“It’s different here.”

That’s been a theme of our (Indiana High School Athletic) Association over the course of the 2025-26 school year. As Commissioner, I believe it resonates with the passion and support our communities show for local high school sports. As a Hoosier, I believe it’s a sentiment baked into our collective DNA—it’s a level of passion and support we’re born with.

The idea of “It’s different here” goes deeper than our love of high school sports, though. It applies to what separates education-based athletics from other levels of amateur sports.

When the IHSAA was created—and honestly, for most of the past 100+ years—education-based athletics existed in a world where the definition of amateurism was pretty cut and dry. There wasn’t much room to misinterpret what amateurism meant, and there were even fewer opportunities for it to be called into question. Today, that’s not the case. And it certainly isn’t the world education-based athletics live in anymore.

Earlier this month, a new bylaw was passed by the IHSAA Board of Directors that allows for Indiana student-athletes to participate in Personal Branding Activities (or, as we call it, “PBA”). At its basic level, PBA provides a structure that allows student-athletes the opportunity to benefit independently from their school—that is, without using school branding or representing school-sponsored endorsements—while preserving their amateur status.

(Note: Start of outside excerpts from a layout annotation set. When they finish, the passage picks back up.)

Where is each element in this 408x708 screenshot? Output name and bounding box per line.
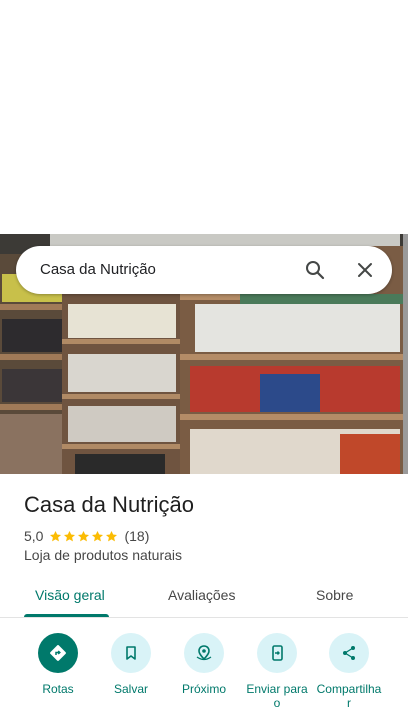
tab-reviews[interactable]: Avaliações — [168, 587, 235, 603]
directions-icon — [38, 633, 78, 673]
star-icon — [64, 530, 76, 541]
bookmark-icon — [111, 633, 151, 673]
place-title: Casa da Nutrição — [24, 492, 194, 517]
nearby-button[interactable]: Próximo — [164, 633, 244, 696]
map-area-blank — [0, 0, 408, 234]
save-label: Salvar — [113, 682, 148, 696]
directions-button[interactable]: Rotas — [18, 633, 98, 696]
star-icon — [106, 530, 118, 541]
share-icon — [329, 633, 369, 673]
star-icon — [78, 530, 90, 541]
tab-about[interactable]: Sobre — [316, 587, 353, 603]
send-to-phone-label: Enviar para — [246, 682, 308, 696]
rating-value: 5,0 — [24, 528, 44, 544]
search-icon[interactable] — [303, 258, 327, 282]
close-icon[interactable] — [353, 258, 377, 282]
tab-bar: Visão geral Avaliações Sobre — [0, 578, 408, 618]
send-to-phone-label-wrap: o — [273, 696, 281, 708]
nearby-icon — [184, 633, 224, 673]
star-rating — [49, 530, 119, 543]
search-bar[interactable]: Casa da Nutrição — [16, 246, 392, 294]
tab-overview[interactable]: Visão geral — [35, 587, 105, 603]
share-label: Compartilha — [316, 682, 382, 696]
star-icon — [50, 530, 62, 541]
directions-label: Rotas — [42, 682, 74, 696]
review-count[interactable]: (18) — [124, 528, 149, 544]
place-category[interactable]: Loja de produtos naturais — [24, 547, 182, 563]
scrollbar[interactable] — [403, 234, 408, 474]
share-button[interactable]: Compartilha r — [309, 633, 389, 708]
rating-row[interactable]: 5,0 (18) — [24, 527, 149, 545]
send-to-phone-button[interactable]: Enviar para o — [237, 633, 317, 708]
send-to-phone-icon — [257, 633, 297, 673]
share-label-wrap: r — [347, 696, 351, 708]
nearby-label: Próximo — [181, 682, 226, 696]
active-tab-indicator — [24, 614, 109, 617]
search-input[interactable]: Casa da Nutrição — [40, 261, 156, 278]
star-icon — [92, 530, 104, 541]
save-button[interactable]: Salvar — [91, 633, 171, 696]
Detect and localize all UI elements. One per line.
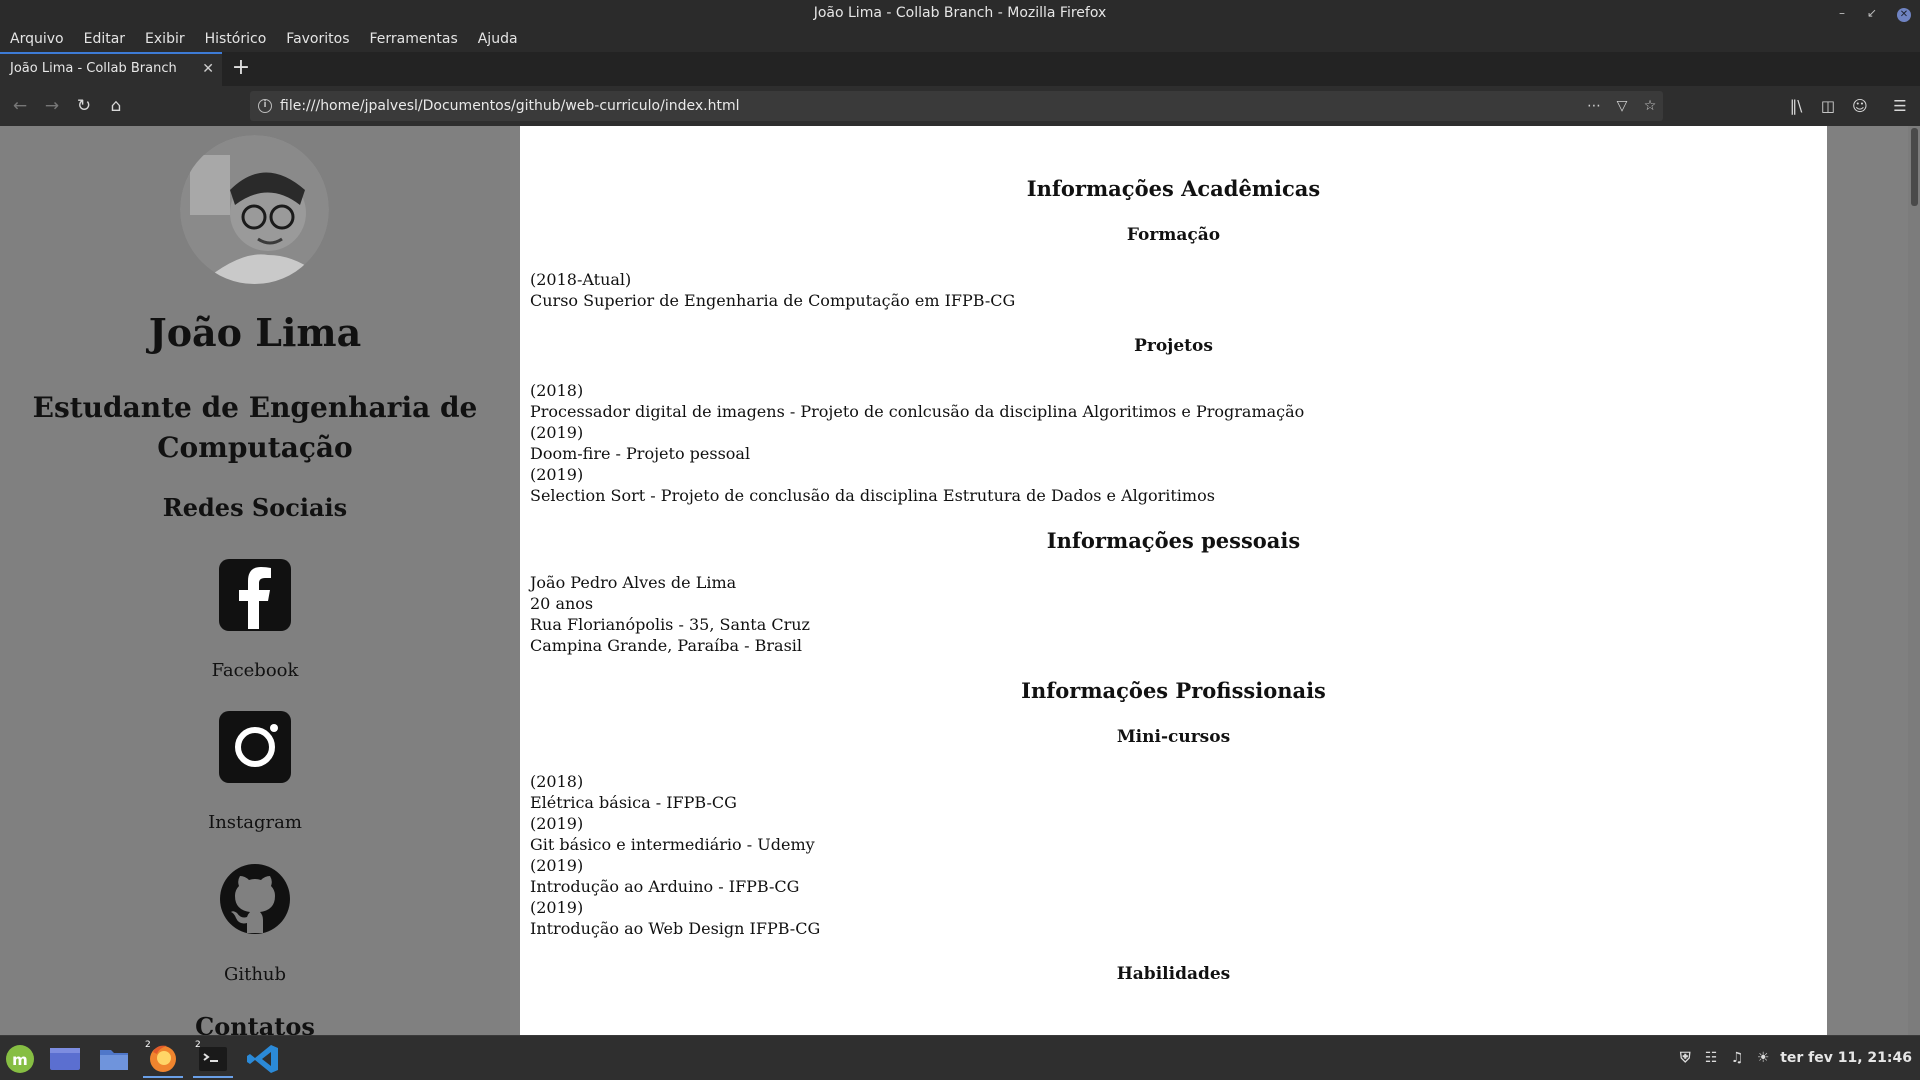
scrollbar-thumb[interactable] <box>1911 128 1918 206</box>
formation-line: Curso Superior de Engenharia de Computaç… <box>530 291 1016 310</box>
formation-heading: Formação <box>1126 225 1221 245</box>
info-icon[interactable]: i <box>258 99 272 113</box>
mint-menu-icon[interactable]: m <box>0 1040 40 1078</box>
instagram-link[interactable]: Instagram <box>0 812 510 833</box>
academic-heading: Informações Acadêmicas <box>1026 176 1321 201</box>
menu-ferramentas[interactable]: Ferramentas <box>360 26 468 52</box>
terminal-icon[interactable]: 2 <box>193 1040 233 1078</box>
professional-heading: Informações Profissionais <box>1021 678 1326 703</box>
menu-favoritos[interactable]: Favoritos <box>276 26 359 52</box>
menu-exibir[interactable]: Exibir <box>135 26 195 52</box>
avatar <box>180 135 329 284</box>
menu-bar: Arquivo Editar Exibir Histórico Favoritos Fer… <box>0 26 1920 52</box>
resume-content: Informações Acadêmicas Formação (2018-At… <box>520 126 1827 1035</box>
course-line: (2019) <box>530 856 584 875</box>
profile-sidebar: João Lima Estudante de Engenharia de Com… <box>0 126 520 1035</box>
projects-heading: Projetos <box>1134 336 1213 356</box>
facebook-icon[interactable] <box>219 559 291 631</box>
page-actions-icon[interactable]: ⋯ <box>1583 95 1605 117</box>
course-line: (2018) <box>530 772 584 791</box>
navigation-bar: ← → ↻ ⌂ i file:///home/jpalvesl/Document… <box>0 86 1920 126</box>
menu-arquivo[interactable]: Arquivo <box>0 26 74 52</box>
project-line: (2019) <box>530 465 584 484</box>
window-titlebar: João Lima - Collab Branch - Mozilla Fire… <box>0 0 1920 26</box>
menu-historico[interactable]: Histórico <box>195 26 277 52</box>
tab-strip: João Lima - Collab Branch ✕ + <box>0 52 1920 86</box>
course-line: Git básico e intermediário - Udemy <box>530 835 815 854</box>
firefox-icon[interactable]: 2 <box>143 1040 183 1078</box>
shield-icon[interactable]: ⛨ <box>1676 1049 1694 1067</box>
courses-heading: Mini-cursos <box>1116 727 1231 747</box>
formation-line: (2018-Atual) <box>530 270 632 289</box>
bookmark-star-icon[interactable]: ☆ <box>1639 95 1661 117</box>
project-line: (2019) <box>530 423 584 442</box>
volume-icon[interactable]: ♫ <box>1728 1049 1746 1067</box>
github-link[interactable]: Github <box>0 964 510 985</box>
forward-button[interactable]: → <box>38 92 66 120</box>
personal-heading: Informações pessoais <box>1046 528 1301 553</box>
pocket-icon[interactable]: ▽ <box>1611 95 1633 117</box>
terminal-window-count: 2 <box>195 1040 201 1050</box>
menu-editar[interactable]: Editar <box>74 26 135 52</box>
tab-title: João Lima - Collab Branch <box>10 61 177 76</box>
sidebar-toggle-icon[interactable]: ◫ <box>1814 92 1842 120</box>
course-line: Introdução ao Web Design IFPB-CG <box>530 919 821 938</box>
restore-button[interactable]: ↙ <box>1858 0 1886 26</box>
svg-text:m: m <box>12 1051 28 1069</box>
social-heading: Redes Sociais <box>162 493 348 522</box>
scrollbar-track[interactable] <box>1908 126 1920 1035</box>
instagram-icon[interactable] <box>219 711 291 783</box>
personal-line: João Pedro Alves de Lima <box>530 573 737 592</box>
web-page: João Lima Estudante de Engenharia de Com… <box>0 126 1920 1035</box>
tab-close-icon[interactable]: ✕ <box>202 54 214 84</box>
hamburger-menu-icon[interactable]: ☰ <box>1886 92 1914 120</box>
minimize-button[interactable]: – <box>1828 0 1856 26</box>
taskbar: m 2 2 ⛨ ☷ ♫ ☀ ter fev 11, 21:46 <box>0 1035 1920 1080</box>
home-button[interactable]: ⌂ <box>102 92 130 120</box>
reload-button[interactable]: ↻ <box>70 92 98 120</box>
project-line: Processador digital de imagens - Projeto… <box>530 402 1305 421</box>
course-line: Elétrica básica - IFPB-CG <box>530 793 737 812</box>
url-bar[interactable]: i file:///home/jpalvesl/Documentos/githu… <box>250 91 1663 121</box>
clock[interactable]: ter fev 11, 21:46 <box>1780 1050 1912 1066</box>
facebook-link[interactable]: Facebook <box>0 660 510 681</box>
course-line: (2019) <box>530 814 584 833</box>
library-icon[interactable]: ‖\ <box>1782 92 1810 120</box>
network-icon[interactable]: ☷ <box>1702 1049 1720 1067</box>
skills-heading: Habilidades <box>1116 964 1231 984</box>
close-icon: ✕ <box>1897 8 1911 22</box>
menu-ajuda[interactable]: Ajuda <box>468 26 528 52</box>
brightness-icon[interactable]: ☀ <box>1754 1049 1772 1067</box>
new-tab-button[interactable]: + <box>228 52 254 86</box>
window-title: João Lima - Collab Branch - Mozilla Fire… <box>813 5 1107 21</box>
personal-line: Rua Florianópolis - 35, Santa Cruz <box>530 615 810 634</box>
tab-active[interactable]: João Lima - Collab Branch ✕ <box>0 52 222 86</box>
url-text[interactable]: file:///home/jpalvesl/Documentos/github/… <box>280 91 739 121</box>
files-icon[interactable] <box>94 1040 134 1078</box>
back-button[interactable]: ← <box>6 92 34 120</box>
person-name: João Lima <box>148 310 362 355</box>
show-desktop-icon[interactable] <box>44 1040 84 1078</box>
system-tray: ⛨ ☷ ♫ ☀ ter fev 11, 21:46 <box>1676 1036 1912 1080</box>
project-line: Doom-fire - Projeto pessoal <box>530 444 751 463</box>
person-role: Estudante de Engenharia de Computação <box>32 391 478 464</box>
firefox-window-count: 2 <box>145 1040 151 1050</box>
page-right-margin <box>1827 126 1908 1035</box>
vscode-icon[interactable] <box>243 1040 283 1078</box>
account-icon[interactable]: ☺ <box>1846 92 1874 120</box>
close-window-button[interactable]: ✕ <box>1890 0 1918 26</box>
personal-line: 20 anos <box>530 594 594 613</box>
github-icon[interactable] <box>219 863 291 935</box>
project-line: (2018) <box>530 381 584 400</box>
contacts-heading: Contatos <box>195 1012 315 1035</box>
course-line: (2019) <box>530 898 584 917</box>
course-line: Introdução ao Arduino - IFPB-CG <box>530 877 800 896</box>
project-line: Selection Sort - Projeto de conclusão da… <box>530 486 1215 505</box>
personal-line: Campina Grande, Paraíba - Brasil <box>530 636 803 655</box>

PBA creates a clear distinction between what is permissible in high school and the model that is present in college athletics—a model that, at the highest level, has removed amateurism and deprioritized education from its framework. Instead, the PBA rule is engineered to allow the IHSAA to protect the values of high school sports while adapting responsibly to a rapidly changing landscape.

As much as we wish it weren’t the case, the high school landscape is constantly reshaped by developments in college sports. More accurately, it’s reshaped by the expectations of parents who believe their children will one day be navigating the structure of high Division 1 college sports. As such, it makes it nearly impossible to talk about the introduction of PBA without comparing it to what exists in college. After all, that system—and the expectations it has created—is the driving force behind why the PBA rule is even needed.

However, I want to be crystal clear: while this is a new bylaw, and as such a technical “change” to IHSAA rules, PBA is not a change to high school athletics in Indiana. It does not indicate a change in the mission of education-based athletics. In fact, my sincere hope is that in creating proactive, thoughtful guidelines around PBA, the IHSAA can keep education in front of Hoosier high school sports.

After all, it’s the education taking place on the playing field that transforms our student-athletes. It’s the development of teamwork, the discovery of grit, and triumph of character over scores and records that ignites our Hoosier passion and draws our communities to the stands on Friday nights.

It’s the education that makes it different here.

I promise you this: we’ll do everything we can to keep it that way.